While experimental JXL support behind a flag has been in Chrome before, it looks like this time it will actually be shipped. At the time of writing, no date is known yet for having JXL enabled by default, but it seems likely that this will happen in 2026.
It’s interesting to compare the timing for the three modern image formats recently introduced. In case of both WebP and AVIF, generally speaking the format could be used on the Web well before it could be used in most other contexts. For JPEG XL, it’s more or less the other way around:
| WebP | AVIF | JPEG XL | |
| Standardization | single company (Google) | industry consortium (AOMedia) | standards organization (ISO/IEC) |
| Specification finalized | Aug 2012 | Feb 2019 | Mar 2022 |
| Chrome | –1 ½ year Feb 2011 | 1 ½ year Aug 2020 | 4-5 years 2026 (?) |
| Edge | 6 years Nov 2018 | 5 years Jan 2024 | 4-5 years 2026 (?) |
| Firefox | 7 years Jan 2019 | 2 ½ year Oct 2021 | 4-5 years 2026 (?) |
| Safari / iOS | 10 years Sept 2022 | 3 ½ year Oct 2022 | 1 ½ year Sept 2023 |
| Adobe Photoshop | 10 years Feb 2022 | 6 years June 2025 | 3 years June 2025 |
| Adobe Lightroom | 15 years Feb 2026 | 4 ½ year Oct 2023 | ½ year Oct 2022 |
| Darktable | 11 years Dec 2022 | 1 ½ year Aug 2020 | ½ year Dec 2022 |
| GIMP | 5 years Aug 2017 | 1 ½ year Oct 2020 | ¼ year June 2022 |
| Krita | 9 years Aug 2022 | 2 ½ year Dec 2021 | ½ year Aug 2022 |
| Windows | 11 years May 2023 | 3 ½ year Sept 2022 | 3 years Mar 2025 |
| MacOS | 8 years Sept 2020 | 3 ½ year Sept 2022 | 1 ½ year Sept 2023 |
WebP, created by Google, was supported in Chrome even before the format was finalized — lossless mode, alpha transparency and animation didn’t exist yet in the early lossy-only version of WebP that Chrome initially supported. While Google was actively promoting the use of WebP on websites, for example by making sure that a Lighthouse Performance Audit would list any images that are not being served in WebP, broader ecosystem adoption outside web browsers (or even outside Chrome) was slow. This is perhaps not surprising: the format was not designed to have a broad scope in terms of use cases, and even though it is open source and royalty-free, it is a single-vendor proprietary format “owned” by Google, not by an international standards organization.

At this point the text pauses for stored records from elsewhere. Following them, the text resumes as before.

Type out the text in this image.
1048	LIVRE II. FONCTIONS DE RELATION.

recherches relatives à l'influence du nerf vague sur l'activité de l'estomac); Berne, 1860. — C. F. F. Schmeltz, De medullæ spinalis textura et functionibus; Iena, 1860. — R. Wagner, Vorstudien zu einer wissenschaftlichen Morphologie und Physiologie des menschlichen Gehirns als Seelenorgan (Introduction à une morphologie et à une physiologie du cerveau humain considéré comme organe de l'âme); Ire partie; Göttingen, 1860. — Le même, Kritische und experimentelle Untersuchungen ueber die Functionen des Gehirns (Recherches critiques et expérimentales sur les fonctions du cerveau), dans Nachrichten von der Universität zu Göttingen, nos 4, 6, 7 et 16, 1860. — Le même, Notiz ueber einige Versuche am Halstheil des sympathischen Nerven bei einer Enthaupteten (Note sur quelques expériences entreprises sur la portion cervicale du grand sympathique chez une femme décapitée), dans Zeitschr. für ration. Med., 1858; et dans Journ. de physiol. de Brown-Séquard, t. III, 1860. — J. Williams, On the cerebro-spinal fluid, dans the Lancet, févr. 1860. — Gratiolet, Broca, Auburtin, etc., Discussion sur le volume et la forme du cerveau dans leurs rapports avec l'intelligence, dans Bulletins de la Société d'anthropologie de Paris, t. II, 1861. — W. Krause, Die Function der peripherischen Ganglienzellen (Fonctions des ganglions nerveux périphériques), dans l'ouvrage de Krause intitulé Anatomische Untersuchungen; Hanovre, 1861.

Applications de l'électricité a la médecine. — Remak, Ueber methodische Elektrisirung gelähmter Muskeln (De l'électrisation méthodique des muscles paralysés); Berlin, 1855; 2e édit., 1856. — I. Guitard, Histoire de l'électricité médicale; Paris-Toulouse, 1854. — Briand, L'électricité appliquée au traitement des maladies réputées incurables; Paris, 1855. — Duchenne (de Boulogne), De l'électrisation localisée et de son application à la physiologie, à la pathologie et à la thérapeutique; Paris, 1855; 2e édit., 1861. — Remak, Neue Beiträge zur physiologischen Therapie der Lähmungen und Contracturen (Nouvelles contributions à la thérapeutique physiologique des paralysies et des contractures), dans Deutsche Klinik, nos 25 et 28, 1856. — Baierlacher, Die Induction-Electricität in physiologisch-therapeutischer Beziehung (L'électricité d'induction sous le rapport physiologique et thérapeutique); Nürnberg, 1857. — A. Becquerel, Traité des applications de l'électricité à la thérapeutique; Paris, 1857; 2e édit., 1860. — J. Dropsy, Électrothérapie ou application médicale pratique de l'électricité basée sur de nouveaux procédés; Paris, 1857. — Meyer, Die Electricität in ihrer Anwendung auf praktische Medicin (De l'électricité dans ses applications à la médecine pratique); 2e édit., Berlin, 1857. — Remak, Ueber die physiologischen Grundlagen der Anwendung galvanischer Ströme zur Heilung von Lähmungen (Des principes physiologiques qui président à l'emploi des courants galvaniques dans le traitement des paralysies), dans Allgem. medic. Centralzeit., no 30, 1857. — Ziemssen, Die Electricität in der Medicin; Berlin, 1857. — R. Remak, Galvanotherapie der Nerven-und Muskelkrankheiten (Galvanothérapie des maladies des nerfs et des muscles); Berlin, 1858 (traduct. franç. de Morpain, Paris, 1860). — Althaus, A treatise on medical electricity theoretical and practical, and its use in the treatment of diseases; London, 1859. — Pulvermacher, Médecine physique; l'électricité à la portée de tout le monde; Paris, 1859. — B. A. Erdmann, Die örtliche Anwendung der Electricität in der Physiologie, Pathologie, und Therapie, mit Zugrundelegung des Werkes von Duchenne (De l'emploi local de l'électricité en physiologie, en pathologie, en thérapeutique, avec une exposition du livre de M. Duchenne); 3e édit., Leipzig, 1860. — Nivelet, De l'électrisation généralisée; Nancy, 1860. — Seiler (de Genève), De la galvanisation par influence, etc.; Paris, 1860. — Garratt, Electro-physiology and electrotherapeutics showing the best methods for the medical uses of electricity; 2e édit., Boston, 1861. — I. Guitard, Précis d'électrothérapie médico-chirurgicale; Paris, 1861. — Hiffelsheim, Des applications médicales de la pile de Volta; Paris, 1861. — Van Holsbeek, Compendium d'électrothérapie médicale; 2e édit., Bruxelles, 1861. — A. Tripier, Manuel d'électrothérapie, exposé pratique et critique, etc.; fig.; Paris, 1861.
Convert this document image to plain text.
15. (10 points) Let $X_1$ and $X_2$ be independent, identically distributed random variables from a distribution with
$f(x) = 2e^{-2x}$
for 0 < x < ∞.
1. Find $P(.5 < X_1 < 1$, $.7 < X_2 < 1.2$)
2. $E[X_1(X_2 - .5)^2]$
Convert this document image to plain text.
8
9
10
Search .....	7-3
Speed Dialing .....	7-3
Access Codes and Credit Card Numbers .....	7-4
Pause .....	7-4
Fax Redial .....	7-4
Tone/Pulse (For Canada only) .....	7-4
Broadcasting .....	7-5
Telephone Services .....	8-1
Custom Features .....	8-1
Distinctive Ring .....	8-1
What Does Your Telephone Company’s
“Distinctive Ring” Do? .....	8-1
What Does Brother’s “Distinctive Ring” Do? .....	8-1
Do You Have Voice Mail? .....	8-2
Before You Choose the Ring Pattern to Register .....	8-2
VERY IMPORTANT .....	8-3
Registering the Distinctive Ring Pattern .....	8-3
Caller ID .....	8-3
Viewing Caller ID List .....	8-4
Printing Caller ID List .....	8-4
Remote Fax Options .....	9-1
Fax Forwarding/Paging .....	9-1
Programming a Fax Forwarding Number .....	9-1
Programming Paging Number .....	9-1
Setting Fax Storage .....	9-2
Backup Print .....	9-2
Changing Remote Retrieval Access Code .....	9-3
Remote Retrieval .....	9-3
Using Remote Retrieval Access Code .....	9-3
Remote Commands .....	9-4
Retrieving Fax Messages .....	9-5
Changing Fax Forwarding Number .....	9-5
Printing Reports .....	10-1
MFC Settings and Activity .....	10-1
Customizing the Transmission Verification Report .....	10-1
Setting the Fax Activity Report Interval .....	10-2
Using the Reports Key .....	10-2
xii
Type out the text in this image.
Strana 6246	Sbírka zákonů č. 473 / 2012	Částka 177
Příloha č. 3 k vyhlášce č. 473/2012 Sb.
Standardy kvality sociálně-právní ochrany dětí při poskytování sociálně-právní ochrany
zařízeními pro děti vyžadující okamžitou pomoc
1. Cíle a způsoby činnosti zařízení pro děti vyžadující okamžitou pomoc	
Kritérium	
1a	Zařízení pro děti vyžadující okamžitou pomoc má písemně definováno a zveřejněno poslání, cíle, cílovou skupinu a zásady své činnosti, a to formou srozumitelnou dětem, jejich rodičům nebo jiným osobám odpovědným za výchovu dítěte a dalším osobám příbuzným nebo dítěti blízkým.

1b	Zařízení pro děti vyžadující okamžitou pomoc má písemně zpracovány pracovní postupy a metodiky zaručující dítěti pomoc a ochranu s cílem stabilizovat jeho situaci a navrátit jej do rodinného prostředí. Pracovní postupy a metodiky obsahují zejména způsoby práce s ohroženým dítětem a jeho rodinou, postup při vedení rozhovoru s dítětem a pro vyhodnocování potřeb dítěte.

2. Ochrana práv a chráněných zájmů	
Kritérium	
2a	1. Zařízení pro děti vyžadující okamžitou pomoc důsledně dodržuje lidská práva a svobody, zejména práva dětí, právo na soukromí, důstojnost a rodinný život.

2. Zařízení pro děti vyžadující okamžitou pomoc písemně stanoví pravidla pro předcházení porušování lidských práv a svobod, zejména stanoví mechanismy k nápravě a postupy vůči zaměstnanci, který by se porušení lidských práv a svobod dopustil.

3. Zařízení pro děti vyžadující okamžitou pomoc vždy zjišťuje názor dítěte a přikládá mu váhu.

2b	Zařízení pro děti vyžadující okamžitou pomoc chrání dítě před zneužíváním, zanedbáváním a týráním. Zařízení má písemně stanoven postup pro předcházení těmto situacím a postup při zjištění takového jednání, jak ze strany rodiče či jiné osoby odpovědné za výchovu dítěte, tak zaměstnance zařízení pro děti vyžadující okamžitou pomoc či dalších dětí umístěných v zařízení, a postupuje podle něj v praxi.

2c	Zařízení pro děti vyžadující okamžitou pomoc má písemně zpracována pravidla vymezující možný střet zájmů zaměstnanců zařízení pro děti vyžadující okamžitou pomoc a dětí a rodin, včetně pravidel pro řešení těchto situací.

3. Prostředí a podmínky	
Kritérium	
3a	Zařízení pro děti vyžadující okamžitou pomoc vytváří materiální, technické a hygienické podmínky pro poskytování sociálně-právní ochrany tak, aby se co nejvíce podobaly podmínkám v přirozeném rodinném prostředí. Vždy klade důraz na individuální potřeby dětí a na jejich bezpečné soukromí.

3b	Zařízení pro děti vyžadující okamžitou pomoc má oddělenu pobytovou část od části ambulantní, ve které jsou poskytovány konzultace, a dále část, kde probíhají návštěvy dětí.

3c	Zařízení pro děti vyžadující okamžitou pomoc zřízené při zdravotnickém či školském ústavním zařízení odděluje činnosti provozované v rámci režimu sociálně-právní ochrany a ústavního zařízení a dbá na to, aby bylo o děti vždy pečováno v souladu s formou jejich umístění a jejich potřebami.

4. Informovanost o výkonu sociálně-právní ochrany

However this lack of broader support for WebP has caused much user frustration, to the extent that it became a meme. Saving an image from a website and then using it in software other than a browser is something that works effortlessly with JPEG or PNG, but with WebP, it often still doesn’t work, e.g., even at the time of writing, inserting a WebP in a Google Docs results in “unsupported image type.”
While any new format inevitably causes friction, for JXL the order of adoption is pretty much the opposite of how it went with WebP. After being introduced in Chrome and being promoted as the format of choice for web images, it took a decade for “interest from the entire ecosystem” to emerge. In contrast, JXL is already supported in all image editors and viewers well before it can be used in Chrome. From the point of view of interoperability — which is, after all, the main point of standardization — this might be a good thing, actually.
Maybe it’s not surprising that it is hard to get yet another image format supported, when JPEG and PNG are considered “good enough” for most workflows. Both born in the 1990s, they have the undeniable advantage that by now they “just work anywhere”. For any new format, it’s hard to overcome inertia and inevitable initial interoperability issues, which make it attractive to just stick to the old formats.
Yet, as discussed above, JXL adoption in the broad ecosystem — photography, digital art, medical and scientific imaging, and so on — actually was relatively swift. Adoption in browsers, on the other hand, was a roller coaster ride. But it looks like 2026 will be the year in which JXL is fully on track to become a worthy successor to good old JPEG and PNG. Knocking on wood, this dramatic saga will be concluding with a happy ending.